EU to ramp up fight against crypto tax evasion with more surveillance and penalties for non-compliance

EU member states have reached an agreement on new financial reporting requirements. The update to the DAC regulation will increase surveillance of crypto platforms and introduce minimum penalties for non-compliance.

EU crypto tax DAC8

EU member states have unanimously agreed to proceed with the update to the Directive on Administrative Cooperation (DAC), named acronymically DAC8. The proposed regulations will enable EU institutions to increase surveillance over the crypto market and impose minimum penalties for non-compliance. The update will be adopted by the Economic and Financial Affairs Council (ECOFIN) next week. The news was delivered on Twitter by Benjamin Angel, the director of the Direct Taxation, Tax Coordination, Economic Analysis and Evaluation office at the European Commission (EC).

The EC proposed the amendments to DAC on December 8, last year. The update provides a series of changes to the existing framework, with a focus on reporting and exchange of information on crypto assets for direct tax purposes. The declared aim is to close loopholes and improve the enforcement of the regulations concerning tax evasion, tax avoidance, and tax fraud.

Key anti-tax avoidance measures contained in DAC8

Key measures to enhance detecting and countering tax misdemeanors and crime include:

- extending reporting requirements for all reporting crypto-asset service providers, irrespective of their size or location, to cover both domestic and cross-border transactions, as well as non-fungible tokens (NFTs) in specific cases;

- obliging financial institutions to report on electronic money and central bank digital currencies;

- extending the scope of the automatic exchange of advance cross-border rulings for high net-worth individuals, i.e., persons holding a minimum wealth of €1.000.000 excluding their main residence;

- establishing a minimum penalty for the most severe non-compliance incidents, such as ignoring reporting obligations despite repetitive reminders.

How will DAC8 affect businesses? More reporting, minimum penalties

The EC assures that DAC8 will have a limited impact on small and medium businesses. This, however, might not be the case. In fact, the new regulations will effectively increase surveillance of crypto platforms since the reporting requirements affect crypto businesses regardless of size or location. The update will also “expand the reporting and exchange of information between tax authorities within the EU to cover income or revenue generated by users residing in the EU while operating with crypto-assets.”

Read also: EU adopts new wealth confiscation measures, including crypto

The reporting obligations have been harmonized across the EU. With DAC8, they’ll only become more rigorous. As regards the proposed penalties, the update takes the regulations to the next level. Currently, sanctions vary across member states which results in different standards, with some countries being more tolerant of non-compliance. The amendment aims to standardize compliance measures by introducing a minimum level of financial responsibility for those who fail to meet the obligations.

How does DAC8 fit in with MiCA, CARF, and CRS?
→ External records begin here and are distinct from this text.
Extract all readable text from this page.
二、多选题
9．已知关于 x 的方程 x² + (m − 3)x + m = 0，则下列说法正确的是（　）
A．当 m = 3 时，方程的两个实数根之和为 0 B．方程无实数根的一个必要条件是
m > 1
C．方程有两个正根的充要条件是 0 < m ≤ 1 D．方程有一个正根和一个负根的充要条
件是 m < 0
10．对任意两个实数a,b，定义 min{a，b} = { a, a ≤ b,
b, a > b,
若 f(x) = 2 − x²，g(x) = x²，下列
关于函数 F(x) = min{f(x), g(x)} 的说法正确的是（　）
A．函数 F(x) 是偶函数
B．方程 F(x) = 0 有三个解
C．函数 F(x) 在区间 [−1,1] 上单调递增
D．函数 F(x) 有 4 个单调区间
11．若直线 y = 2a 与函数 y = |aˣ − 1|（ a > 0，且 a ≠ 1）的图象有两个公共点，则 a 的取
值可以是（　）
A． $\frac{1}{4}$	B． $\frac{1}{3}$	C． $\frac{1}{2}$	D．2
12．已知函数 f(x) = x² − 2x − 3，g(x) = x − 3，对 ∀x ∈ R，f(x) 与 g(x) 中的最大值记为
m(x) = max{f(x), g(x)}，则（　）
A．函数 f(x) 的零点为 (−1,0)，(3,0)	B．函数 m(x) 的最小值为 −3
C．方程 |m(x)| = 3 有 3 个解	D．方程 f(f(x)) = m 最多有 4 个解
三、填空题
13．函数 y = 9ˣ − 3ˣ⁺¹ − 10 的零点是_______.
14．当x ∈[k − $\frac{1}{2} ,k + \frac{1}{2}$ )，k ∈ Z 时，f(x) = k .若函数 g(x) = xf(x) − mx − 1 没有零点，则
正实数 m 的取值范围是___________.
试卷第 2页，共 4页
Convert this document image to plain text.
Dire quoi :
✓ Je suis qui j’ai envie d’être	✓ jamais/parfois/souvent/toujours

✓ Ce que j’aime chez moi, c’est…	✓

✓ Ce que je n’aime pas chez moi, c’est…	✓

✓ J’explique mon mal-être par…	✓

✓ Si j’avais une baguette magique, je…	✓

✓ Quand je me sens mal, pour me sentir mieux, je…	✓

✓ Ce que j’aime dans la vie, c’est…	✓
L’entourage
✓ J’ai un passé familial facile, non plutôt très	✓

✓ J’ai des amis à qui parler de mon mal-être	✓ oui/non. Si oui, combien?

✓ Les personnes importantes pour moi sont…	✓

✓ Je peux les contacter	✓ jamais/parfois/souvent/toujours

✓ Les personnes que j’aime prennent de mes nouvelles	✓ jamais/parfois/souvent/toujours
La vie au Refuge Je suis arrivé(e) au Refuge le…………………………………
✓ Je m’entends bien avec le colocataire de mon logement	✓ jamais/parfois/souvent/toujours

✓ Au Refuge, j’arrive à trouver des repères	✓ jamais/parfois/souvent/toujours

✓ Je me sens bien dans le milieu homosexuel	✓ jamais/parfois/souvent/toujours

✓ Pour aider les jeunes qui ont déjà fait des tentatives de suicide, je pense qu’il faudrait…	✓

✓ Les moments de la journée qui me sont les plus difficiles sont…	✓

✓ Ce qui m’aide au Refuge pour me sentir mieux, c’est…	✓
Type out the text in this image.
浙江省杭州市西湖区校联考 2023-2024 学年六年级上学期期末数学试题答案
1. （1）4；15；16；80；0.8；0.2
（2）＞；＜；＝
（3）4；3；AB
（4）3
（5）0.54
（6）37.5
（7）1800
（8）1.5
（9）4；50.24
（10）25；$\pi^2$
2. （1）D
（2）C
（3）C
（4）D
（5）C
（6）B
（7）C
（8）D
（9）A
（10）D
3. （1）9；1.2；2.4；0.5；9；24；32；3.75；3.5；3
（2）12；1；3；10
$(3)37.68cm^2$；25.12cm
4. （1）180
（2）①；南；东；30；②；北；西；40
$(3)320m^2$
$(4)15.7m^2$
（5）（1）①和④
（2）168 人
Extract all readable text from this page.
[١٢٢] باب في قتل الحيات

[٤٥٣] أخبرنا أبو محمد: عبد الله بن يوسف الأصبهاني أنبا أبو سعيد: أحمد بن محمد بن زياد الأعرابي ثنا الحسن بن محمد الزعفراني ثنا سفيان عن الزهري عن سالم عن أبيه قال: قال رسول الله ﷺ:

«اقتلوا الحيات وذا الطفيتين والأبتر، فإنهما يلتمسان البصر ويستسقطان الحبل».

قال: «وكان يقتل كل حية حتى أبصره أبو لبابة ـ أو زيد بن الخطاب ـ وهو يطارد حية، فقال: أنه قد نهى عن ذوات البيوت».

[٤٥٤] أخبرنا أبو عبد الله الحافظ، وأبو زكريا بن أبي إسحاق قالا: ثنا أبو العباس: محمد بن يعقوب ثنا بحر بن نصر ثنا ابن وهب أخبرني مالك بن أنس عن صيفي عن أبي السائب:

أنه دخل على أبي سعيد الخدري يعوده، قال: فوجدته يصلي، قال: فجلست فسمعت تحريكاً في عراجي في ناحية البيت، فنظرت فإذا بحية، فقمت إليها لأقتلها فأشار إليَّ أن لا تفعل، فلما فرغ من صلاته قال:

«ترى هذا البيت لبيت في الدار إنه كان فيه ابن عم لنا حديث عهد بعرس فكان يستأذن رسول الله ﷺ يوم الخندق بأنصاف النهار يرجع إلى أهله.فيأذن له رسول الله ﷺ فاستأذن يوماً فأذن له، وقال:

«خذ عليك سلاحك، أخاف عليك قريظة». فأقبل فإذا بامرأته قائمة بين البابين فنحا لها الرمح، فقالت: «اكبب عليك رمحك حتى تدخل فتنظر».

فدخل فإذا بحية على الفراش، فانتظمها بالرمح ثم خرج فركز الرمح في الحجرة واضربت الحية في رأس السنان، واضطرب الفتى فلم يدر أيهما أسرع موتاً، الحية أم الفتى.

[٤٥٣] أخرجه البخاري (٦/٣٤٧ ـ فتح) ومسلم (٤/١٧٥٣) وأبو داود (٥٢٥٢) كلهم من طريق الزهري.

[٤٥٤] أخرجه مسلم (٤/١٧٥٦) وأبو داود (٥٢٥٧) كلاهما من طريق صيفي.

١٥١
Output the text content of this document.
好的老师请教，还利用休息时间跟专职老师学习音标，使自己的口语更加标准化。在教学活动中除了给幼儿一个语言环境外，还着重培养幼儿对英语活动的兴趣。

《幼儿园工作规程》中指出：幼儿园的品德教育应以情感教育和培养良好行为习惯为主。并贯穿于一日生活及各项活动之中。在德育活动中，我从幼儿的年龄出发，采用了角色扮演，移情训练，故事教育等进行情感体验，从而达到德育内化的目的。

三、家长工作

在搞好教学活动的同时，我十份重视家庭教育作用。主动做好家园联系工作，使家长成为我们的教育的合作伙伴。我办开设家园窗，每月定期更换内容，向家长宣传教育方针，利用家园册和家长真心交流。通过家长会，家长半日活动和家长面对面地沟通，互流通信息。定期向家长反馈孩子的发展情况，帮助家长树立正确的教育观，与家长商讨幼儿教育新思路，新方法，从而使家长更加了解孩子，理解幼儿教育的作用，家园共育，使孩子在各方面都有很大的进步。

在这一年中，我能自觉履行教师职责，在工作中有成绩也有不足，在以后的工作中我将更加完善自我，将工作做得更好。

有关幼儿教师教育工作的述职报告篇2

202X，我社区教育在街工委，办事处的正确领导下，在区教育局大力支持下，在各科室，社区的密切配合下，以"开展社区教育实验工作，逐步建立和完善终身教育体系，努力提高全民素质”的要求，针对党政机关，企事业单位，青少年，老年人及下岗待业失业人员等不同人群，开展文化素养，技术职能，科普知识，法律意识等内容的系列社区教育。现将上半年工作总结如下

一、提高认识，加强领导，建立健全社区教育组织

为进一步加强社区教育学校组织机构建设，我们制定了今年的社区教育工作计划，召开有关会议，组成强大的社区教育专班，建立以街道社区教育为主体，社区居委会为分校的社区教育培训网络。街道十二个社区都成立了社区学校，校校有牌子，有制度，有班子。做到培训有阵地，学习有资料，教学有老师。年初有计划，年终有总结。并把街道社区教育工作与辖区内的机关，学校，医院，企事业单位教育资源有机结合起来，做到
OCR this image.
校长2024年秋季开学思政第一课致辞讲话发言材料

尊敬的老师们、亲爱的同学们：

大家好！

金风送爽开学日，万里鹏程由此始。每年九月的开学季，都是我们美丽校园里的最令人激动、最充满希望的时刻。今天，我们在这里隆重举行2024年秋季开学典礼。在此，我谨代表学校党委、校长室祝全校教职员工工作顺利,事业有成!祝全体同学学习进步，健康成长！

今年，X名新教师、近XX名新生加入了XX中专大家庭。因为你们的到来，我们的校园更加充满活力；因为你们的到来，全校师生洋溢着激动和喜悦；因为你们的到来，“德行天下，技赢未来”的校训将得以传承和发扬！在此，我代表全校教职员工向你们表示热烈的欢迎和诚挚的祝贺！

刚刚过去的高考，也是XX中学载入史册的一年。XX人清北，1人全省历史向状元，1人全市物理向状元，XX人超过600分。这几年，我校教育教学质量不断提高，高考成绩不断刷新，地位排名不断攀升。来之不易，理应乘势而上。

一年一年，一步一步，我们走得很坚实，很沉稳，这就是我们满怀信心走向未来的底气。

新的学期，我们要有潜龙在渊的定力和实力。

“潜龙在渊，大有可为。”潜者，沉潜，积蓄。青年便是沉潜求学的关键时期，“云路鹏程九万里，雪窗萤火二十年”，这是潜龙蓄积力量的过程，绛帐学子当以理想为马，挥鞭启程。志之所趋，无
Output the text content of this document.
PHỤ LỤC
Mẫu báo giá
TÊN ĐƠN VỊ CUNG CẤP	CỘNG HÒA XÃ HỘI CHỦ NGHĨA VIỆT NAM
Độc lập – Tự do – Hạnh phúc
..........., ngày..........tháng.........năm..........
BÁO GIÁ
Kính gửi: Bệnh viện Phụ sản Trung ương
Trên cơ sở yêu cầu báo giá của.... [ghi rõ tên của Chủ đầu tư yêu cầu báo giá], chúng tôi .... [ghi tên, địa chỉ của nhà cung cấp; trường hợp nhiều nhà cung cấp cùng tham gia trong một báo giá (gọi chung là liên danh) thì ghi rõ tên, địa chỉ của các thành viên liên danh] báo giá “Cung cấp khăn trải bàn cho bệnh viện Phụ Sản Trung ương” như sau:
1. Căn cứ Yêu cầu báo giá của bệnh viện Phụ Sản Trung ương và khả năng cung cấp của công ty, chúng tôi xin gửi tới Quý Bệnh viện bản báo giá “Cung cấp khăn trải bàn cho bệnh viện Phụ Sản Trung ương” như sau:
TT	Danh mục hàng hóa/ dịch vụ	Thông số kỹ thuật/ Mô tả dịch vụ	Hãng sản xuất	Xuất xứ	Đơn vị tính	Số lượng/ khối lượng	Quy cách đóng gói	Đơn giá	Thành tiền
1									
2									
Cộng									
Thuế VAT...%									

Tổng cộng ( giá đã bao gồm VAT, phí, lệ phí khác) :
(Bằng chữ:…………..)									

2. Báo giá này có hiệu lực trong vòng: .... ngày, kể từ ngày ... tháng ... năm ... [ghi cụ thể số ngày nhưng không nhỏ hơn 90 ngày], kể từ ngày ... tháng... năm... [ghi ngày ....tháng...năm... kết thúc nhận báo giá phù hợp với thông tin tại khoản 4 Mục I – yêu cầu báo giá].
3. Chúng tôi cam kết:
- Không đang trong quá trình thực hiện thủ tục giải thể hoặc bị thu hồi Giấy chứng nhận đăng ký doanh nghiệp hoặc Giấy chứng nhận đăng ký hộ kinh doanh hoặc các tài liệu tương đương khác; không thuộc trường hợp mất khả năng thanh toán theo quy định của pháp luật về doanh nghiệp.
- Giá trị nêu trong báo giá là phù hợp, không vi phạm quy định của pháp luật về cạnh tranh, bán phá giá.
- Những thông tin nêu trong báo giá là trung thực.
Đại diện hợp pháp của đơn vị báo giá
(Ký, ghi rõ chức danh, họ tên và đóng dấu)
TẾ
On April 20, the European Parliament finally approved the agreed text of the Markets in crypto-assets (MiCA) regulation. The law standardizes the provision of crypto services across the EU, including the issuance of cryptocurrencies and stablecoins, with the declared aim of ensuring financial stability, consumer protection, and market integrity in the crypto industry.

MiCA has already been criticized for a one-size-fits-all approach that neglects unique features of the decentralized systems and may hamper innovation, bringing up compliance costs for DeFi and DEX platforms, and infringing on privacy with extended requirements to collect sensitive personal data.

However, as comprehensive as it is, MiCA doesn’t include provisions enabling tax authorities to collect and exchange tax-related information concerning cryptocurrency income. DAC8 fills in that gap, being aligned with the legal definitions laid out in MiCA.

The update is also consistent with two other sets of financial reporting regulations: the Crypto-Asset Reporting Framework (CARF), a new global tax transparency framework recently approved by the OECD, and the proposed amendments to the Common Reporting Standard (CRS), the G20-requested and OECD-approved single global standard for the collection, reporting, and exchange of financial account information.